余仕一听两眼都要冒星星,以前就在电视上看过,自己可没见过真的银锭子,这下可以亲眼目睹了,完全是一副小市民的形象。
也幸好脸上贴了一层东西,不然叫人看了去,是肯定会漏泄的。
一口茶的功夫,家丁手里托着一个盘子过来,估计这是人家早就准备好的,就等这一刻
“小小意思,还望道长收下”手做请字样
10个大锭子明晃晃的在眼前,余仕两眼发直,这是真的?心里不敢相信,这么容易就挣了一百两?这就不少了,十万两一票固然是好,但你见不着。现在放在面前的是自己能实实碰到拿在手里的,余仕觉得还是这个比较实在。

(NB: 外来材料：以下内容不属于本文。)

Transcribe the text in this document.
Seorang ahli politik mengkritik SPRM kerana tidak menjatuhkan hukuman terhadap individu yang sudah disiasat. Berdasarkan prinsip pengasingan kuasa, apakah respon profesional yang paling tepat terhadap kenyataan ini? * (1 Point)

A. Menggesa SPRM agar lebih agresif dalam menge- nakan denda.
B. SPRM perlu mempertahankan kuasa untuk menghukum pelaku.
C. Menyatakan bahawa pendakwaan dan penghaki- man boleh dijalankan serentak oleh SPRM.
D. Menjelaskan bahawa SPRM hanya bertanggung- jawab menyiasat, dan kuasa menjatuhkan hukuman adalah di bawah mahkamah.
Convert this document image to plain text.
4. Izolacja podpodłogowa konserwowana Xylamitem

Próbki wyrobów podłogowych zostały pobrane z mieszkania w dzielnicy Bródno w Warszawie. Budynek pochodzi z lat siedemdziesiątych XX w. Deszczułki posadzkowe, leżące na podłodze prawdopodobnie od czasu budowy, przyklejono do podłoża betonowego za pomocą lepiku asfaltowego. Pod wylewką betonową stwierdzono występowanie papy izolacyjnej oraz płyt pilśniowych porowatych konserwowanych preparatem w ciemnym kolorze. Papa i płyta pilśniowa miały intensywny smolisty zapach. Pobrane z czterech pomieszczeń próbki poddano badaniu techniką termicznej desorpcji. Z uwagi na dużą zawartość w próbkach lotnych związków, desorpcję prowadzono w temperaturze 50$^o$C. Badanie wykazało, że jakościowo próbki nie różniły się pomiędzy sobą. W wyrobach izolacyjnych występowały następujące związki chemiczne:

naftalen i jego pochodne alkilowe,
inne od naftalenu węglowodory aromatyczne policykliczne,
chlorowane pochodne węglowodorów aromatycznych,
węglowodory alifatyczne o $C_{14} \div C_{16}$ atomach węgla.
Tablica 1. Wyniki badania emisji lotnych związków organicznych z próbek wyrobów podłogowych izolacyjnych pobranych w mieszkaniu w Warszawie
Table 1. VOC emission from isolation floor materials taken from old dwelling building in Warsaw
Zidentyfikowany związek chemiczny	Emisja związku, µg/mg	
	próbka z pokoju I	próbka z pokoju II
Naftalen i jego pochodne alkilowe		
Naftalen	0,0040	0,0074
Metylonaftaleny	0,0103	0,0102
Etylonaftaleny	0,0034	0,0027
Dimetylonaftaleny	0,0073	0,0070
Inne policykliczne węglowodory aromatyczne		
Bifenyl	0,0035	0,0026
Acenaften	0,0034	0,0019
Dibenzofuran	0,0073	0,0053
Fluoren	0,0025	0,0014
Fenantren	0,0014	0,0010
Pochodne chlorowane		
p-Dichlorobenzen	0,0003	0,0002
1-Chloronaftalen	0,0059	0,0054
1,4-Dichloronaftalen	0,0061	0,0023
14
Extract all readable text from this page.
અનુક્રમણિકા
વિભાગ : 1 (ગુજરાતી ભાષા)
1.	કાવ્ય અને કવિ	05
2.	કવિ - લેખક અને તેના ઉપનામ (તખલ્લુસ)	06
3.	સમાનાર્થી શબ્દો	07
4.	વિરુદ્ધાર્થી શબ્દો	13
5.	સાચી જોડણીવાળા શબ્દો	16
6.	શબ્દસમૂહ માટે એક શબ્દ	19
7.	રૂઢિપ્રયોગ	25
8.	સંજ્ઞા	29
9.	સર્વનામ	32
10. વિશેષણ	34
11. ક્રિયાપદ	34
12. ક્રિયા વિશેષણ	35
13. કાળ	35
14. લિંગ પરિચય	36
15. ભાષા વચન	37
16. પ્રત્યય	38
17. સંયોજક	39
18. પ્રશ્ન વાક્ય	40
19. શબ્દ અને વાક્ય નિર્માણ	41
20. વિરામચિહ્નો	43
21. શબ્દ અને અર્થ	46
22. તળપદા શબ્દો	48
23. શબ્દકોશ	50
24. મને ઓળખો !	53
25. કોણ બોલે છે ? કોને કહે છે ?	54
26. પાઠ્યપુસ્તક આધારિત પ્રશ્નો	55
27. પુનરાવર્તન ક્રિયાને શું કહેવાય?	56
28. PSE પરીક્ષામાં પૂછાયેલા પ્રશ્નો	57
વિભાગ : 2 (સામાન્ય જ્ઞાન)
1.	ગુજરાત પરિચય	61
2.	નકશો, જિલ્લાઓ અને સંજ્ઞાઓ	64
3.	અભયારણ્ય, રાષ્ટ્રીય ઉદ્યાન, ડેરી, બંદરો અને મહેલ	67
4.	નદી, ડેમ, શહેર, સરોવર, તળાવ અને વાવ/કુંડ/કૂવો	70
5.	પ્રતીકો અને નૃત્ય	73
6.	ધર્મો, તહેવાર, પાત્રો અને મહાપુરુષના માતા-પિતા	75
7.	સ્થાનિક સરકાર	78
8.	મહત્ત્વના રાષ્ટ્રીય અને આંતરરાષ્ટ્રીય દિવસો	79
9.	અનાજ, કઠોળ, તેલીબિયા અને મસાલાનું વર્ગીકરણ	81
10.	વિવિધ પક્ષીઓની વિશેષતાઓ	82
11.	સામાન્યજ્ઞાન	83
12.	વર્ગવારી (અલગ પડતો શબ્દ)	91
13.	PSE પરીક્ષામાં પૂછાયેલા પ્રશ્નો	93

忘了打算继续按照原来的计划行事,也忘了此行的正真目的,正准备接过银子,说两句废话走人,到是有人比他快了一步
“我家师傅岂是这区区一百两就能打发的,我师傅乃是上知天文,下知地理,能掐会算,没什么能逃过我师傅的法眼,没有一万两,别想要我师傅开口说话。”道长徒弟生气道
余仕差点没被自己的口水给呛到,心说:小七,你口气也真够大的,一万两?你也真敢要!人家能给你才怪!
果不其然,恶老爷气的一拍桌子,胡子都乱抖,喝斥道:”别以为我不知道你们里面的门道,我也只不过是破财消灾,别给你脸不要脸,来人呐”
蹭蹭蹭,进来四五个手拿棍棒的家丁
“既然道长嫌少,银子我就收起来,把这两个人给我轰出府去”既然不吃软的那就上硬的,老爷我满足你们
“是”推推搡搡,道长和徒弟被赶了出来
余仕心里这个恨啊,好不容易见到一百两就这么飞了,这下到好一毛钱没挣到,还让人给轰了出来
“告诉你们家老爷,今晚就有血光之灾,要他明天准备好两万银子,我和师傅还来,到时候别忘记上点好茶!”道长徒弟怒气冲冲的对着门里喊
家丁们乐的不行:想钱想疯了吧,好个狮子大开口,还两万两?做你的美梦去吧。咣当,把大门一关,回见了您唻。
04.
余仕听了小七的话,也被吓到了,感情这小子是穷疯了,这都敢?这跟明抢有什么区别,还不如去劫道呢!
“我说小七啊,实在不行咱换家试试呗,没必要非在这一家。”
“你懂什么?”气冲冲的回道
余仕觉得小七是不是忘了什么?他是仆自己才是主吧。有仆人和主子这么说话的吗?
估计小七也反应过来刚才失了身份,谄媚的赔笑道:“少爷,您是不知道,这个恶霸有多坏……”
余仕就听小七噼里啪啦数落恶霸如何如何干坏事,什么欺占租户房产啦,逼良家妇女跳河啦,拿人家孩子抵债啦等一系列行为。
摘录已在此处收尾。